Histone-Targeted Gene Delivery Carriers for Bone Regeneration

Gene therapy has emerged as a promising treatment option for the regeneration of damaged skeletal tissue. Gene transfer applications offer non-invasive, low cost alternatives to conventional bone grafting procedures, with a capacity for sustained, controlled expression of nascent proteins that can initiate bone repair. However, the design of synthetic delivery systems that negotiate efficient intracellular trafficking and controllably bind and release DNA within the nucleus represents a significant challenge. Overcoming these hurdles requires a combination of well-controlled materials approaches with techniques to understand and direct cellular delivery.

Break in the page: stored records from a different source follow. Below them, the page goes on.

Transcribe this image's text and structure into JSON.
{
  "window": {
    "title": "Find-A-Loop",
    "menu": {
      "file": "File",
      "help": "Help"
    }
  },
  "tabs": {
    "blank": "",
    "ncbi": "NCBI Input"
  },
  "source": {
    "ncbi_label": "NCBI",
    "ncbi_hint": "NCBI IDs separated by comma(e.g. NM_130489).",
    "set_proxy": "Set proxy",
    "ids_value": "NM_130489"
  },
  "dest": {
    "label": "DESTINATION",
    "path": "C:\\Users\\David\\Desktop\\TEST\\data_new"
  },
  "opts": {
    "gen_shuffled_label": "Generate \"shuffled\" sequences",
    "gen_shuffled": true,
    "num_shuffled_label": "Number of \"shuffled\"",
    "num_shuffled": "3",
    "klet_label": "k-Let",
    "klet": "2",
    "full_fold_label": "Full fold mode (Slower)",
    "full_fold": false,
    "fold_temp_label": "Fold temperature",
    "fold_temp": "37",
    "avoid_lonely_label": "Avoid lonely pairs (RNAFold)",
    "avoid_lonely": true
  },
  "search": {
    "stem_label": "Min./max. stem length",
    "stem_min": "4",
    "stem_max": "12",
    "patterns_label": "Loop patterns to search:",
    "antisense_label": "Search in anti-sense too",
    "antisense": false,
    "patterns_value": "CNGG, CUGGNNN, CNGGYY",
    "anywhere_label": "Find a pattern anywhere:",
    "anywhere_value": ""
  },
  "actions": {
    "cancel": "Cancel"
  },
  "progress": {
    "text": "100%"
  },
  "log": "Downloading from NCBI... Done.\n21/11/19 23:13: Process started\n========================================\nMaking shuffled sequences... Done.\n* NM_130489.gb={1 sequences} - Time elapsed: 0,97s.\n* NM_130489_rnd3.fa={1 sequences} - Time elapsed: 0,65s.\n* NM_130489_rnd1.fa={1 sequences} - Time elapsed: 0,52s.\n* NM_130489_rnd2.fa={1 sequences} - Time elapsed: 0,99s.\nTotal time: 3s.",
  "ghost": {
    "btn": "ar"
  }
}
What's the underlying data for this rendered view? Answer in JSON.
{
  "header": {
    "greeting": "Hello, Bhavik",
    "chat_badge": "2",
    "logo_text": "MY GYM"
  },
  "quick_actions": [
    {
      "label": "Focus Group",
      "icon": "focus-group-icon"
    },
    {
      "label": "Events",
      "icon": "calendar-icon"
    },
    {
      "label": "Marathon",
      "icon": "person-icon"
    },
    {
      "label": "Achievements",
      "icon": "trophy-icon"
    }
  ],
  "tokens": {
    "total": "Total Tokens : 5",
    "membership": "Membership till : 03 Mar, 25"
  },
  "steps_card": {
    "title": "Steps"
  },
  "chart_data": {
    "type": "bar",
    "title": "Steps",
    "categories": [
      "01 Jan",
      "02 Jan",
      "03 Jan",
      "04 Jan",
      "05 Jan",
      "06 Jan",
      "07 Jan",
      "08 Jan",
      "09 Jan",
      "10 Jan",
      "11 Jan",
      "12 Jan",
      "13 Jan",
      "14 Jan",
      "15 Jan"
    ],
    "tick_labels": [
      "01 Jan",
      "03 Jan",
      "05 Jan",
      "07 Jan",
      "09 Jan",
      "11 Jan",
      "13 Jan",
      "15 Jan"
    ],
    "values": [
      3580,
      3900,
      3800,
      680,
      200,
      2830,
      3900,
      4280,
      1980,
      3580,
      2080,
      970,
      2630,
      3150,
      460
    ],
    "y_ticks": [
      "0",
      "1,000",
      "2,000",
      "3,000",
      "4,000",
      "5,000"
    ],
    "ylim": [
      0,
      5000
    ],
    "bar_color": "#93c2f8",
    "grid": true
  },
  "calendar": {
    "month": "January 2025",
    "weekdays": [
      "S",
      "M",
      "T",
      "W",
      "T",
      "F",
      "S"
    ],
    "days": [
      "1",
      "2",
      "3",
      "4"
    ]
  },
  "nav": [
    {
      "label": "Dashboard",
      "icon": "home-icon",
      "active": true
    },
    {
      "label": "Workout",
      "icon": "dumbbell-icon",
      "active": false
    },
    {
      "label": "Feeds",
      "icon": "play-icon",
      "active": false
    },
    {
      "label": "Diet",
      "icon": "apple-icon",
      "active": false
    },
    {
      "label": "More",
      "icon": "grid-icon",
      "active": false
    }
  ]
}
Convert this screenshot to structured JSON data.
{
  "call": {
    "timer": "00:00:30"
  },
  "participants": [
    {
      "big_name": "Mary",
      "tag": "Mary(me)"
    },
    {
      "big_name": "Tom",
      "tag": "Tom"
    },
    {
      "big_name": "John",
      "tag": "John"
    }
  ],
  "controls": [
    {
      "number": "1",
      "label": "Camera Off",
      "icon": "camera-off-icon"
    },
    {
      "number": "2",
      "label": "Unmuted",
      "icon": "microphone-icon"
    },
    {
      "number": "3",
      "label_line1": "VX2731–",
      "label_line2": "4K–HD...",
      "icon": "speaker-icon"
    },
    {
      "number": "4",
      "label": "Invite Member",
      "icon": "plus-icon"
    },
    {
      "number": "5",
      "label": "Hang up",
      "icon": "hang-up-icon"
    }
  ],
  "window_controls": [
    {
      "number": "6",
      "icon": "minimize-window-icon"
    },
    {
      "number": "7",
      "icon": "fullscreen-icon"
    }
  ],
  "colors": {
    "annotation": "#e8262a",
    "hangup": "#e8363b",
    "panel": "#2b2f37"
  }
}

Recent investigations have highlighted the roles histone tail sequences play in directing nuclear delivery, nuclear retention, and DNA transcription in chromatin. In this work, we establish the ability to recapitulate these natural histone tail activities within non-viral gene carriers to improve gene transfer and expression of exogenous factors. We demonstrate that histone-targeted carriers employ vesicular retrograde trafficking pathways to reach the nucleus without endosomal escape, and we identify their key interactions with native histone effectors that initiate nuclear targeting and enhance gene expression. We also show that histone-targeting leads to improved osteogenic growth factor expression in mesenchymal stem cells, ultimately enhancing differentiation along cellular lineages essential to endochondral ossification and fracture healing. Most notably, we demonstrate that histone-targeted growth factor expression can trigger similar levels of differentiation as topically applied growth factors, yet requires only 1/100th the quantity of growth factor. Future work seeks to further enhance growth factor delivery and expression capabilities through the development of a tunable delivery scaffold designed to mimic additional aspects of the natural histone octamer architecture.